White privilege is a system of ordering the value of persons and their experiences that has been structured into societies throughout history and in the United States since its inception. As a system it renders the privileged blind to the scope of their advantage and subjects those excluded from privilege to injustices in major and minute ways. White privilege and racism intersect with other “isms” (sexism, ageism, ableism, classism, heterosexism) and create complex layers of valuing and devaluing persons and groups of people.

In the United States, white privilege is a primary vehicle for continuing the structure of racism. Understanding the unearned privilege that white skin provides in the U.S. and the limitations imposed on those who do not have white skin is essential to identifying and dismantling the structure of racism. In Peggy McIntosh’s article, White Privilege: Unpacking the Invisible Knapsack, the following experiences highlight how white privilege is operative in our experience of life:

  • I can, if I wish, arrange to be in the company of people of my race most of the time.

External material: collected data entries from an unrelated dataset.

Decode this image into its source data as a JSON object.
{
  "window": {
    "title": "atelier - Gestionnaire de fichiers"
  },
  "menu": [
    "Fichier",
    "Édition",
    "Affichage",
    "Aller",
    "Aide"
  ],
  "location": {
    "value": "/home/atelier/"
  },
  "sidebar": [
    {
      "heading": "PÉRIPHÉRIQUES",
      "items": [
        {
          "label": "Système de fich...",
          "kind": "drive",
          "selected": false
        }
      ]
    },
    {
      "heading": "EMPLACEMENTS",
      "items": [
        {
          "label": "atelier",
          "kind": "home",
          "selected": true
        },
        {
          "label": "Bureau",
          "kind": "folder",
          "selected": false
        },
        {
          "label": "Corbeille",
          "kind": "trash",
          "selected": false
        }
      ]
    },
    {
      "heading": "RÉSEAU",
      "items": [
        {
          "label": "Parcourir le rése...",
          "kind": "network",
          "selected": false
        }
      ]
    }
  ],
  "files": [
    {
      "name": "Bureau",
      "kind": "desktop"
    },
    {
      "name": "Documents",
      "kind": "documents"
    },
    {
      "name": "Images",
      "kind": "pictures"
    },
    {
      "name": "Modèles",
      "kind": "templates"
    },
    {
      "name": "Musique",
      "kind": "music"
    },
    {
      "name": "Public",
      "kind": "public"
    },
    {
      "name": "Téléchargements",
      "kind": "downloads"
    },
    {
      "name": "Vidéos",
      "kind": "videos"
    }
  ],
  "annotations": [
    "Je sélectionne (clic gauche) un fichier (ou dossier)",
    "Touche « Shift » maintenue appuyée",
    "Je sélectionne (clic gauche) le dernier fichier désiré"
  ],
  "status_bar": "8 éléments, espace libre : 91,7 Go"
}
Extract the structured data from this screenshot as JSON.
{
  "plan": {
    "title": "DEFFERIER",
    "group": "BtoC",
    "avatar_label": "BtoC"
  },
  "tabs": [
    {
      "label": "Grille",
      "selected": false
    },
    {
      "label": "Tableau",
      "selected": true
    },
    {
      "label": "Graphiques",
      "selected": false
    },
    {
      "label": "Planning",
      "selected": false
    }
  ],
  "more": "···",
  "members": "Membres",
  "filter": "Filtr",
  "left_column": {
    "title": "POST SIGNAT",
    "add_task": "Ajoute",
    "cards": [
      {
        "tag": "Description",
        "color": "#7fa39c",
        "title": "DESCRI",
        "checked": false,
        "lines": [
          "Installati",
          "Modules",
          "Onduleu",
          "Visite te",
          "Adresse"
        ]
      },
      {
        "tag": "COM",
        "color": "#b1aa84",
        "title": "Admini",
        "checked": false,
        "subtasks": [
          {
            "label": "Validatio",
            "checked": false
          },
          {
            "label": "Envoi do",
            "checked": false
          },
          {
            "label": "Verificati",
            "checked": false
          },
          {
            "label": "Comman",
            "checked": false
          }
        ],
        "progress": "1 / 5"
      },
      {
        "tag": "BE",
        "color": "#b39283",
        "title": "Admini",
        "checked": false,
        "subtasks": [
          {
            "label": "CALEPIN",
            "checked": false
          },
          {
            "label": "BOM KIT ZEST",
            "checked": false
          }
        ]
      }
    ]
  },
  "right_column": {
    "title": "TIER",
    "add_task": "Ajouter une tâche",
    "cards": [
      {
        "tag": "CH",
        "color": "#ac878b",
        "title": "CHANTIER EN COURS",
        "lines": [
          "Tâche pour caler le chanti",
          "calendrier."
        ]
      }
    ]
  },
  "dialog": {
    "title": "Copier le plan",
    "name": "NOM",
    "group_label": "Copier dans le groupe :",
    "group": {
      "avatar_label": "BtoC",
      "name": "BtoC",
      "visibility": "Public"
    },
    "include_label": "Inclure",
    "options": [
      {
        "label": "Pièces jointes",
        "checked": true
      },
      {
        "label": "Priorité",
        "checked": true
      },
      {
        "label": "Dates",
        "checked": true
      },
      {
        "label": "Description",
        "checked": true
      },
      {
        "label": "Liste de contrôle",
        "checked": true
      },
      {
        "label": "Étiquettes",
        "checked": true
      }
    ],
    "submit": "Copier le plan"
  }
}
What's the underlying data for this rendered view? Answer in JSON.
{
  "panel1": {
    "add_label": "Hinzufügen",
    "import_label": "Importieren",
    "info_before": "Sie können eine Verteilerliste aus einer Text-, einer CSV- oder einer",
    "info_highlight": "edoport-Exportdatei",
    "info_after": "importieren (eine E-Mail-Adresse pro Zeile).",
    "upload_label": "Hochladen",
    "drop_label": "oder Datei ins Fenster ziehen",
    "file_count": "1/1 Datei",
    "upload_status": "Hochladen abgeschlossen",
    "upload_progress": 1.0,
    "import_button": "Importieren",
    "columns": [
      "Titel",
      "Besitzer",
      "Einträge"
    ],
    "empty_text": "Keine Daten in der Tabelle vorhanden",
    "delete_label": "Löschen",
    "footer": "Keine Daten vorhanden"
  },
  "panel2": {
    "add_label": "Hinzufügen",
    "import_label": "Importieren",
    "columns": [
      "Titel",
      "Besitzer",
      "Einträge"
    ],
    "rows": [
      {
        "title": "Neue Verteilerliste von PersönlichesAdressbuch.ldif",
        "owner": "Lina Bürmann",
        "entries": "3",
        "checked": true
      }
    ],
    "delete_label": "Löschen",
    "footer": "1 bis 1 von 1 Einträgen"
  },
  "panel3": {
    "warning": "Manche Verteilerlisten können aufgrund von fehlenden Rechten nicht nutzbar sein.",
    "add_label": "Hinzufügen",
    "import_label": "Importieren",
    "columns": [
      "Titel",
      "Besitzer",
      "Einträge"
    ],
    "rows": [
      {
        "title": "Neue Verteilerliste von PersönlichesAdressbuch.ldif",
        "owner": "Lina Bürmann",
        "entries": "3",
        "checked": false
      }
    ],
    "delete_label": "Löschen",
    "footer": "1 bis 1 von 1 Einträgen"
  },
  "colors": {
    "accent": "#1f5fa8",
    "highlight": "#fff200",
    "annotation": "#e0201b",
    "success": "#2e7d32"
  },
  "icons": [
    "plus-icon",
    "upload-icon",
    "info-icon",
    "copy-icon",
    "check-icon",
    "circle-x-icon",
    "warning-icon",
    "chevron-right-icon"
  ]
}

  • If I should need to move, I can be pretty sure of renting or purchasing housing in an area which I can afford and in which I would want to live.

  • I can be pretty sure that neighbors in such a location will be neutral/pleasant to me.

  • When I am told about our national heritage or about "civilization," I am shown that people of my color made it what it is.

  • I can be pretty sure of having my voice heard in a group in which I am the only member of my race.

  • I can speak in public to a powerful male group without putting my race on trial.

  • I can do well in a challenging situation without being called a credit to my race.

  • I am never asked to speak for all the people of my racial group.

  • I can criticize our government and talk about how much I fear its policies and behavior without being seen as a cultural outsider.

  • I can be pretty sure that if I ask to talk to the "person in charge", I will be facing a person of my race.

  • I can be late to a meeting without having the lateness reflect on my race.

  • I can choose public accommodation without fearing that people of my race cannot get in or will be mistreated in the places I have chosen.

The remainder of the article is well worth reading!  McIntosh helps us to see the many expressions of white privilege and the impact it has on our society and on the lives of people caught in an unequal and preferential social system.

Follow this link for the complete article:   http://code.ucsd.edu/pcosman/Backpack.pdf

This and so much more was presented by Ceil Lavan at the January 20 OPSCC study day on white privilege. Ceil, many thanks for the excellent presentation and the process you led us through during the meeting.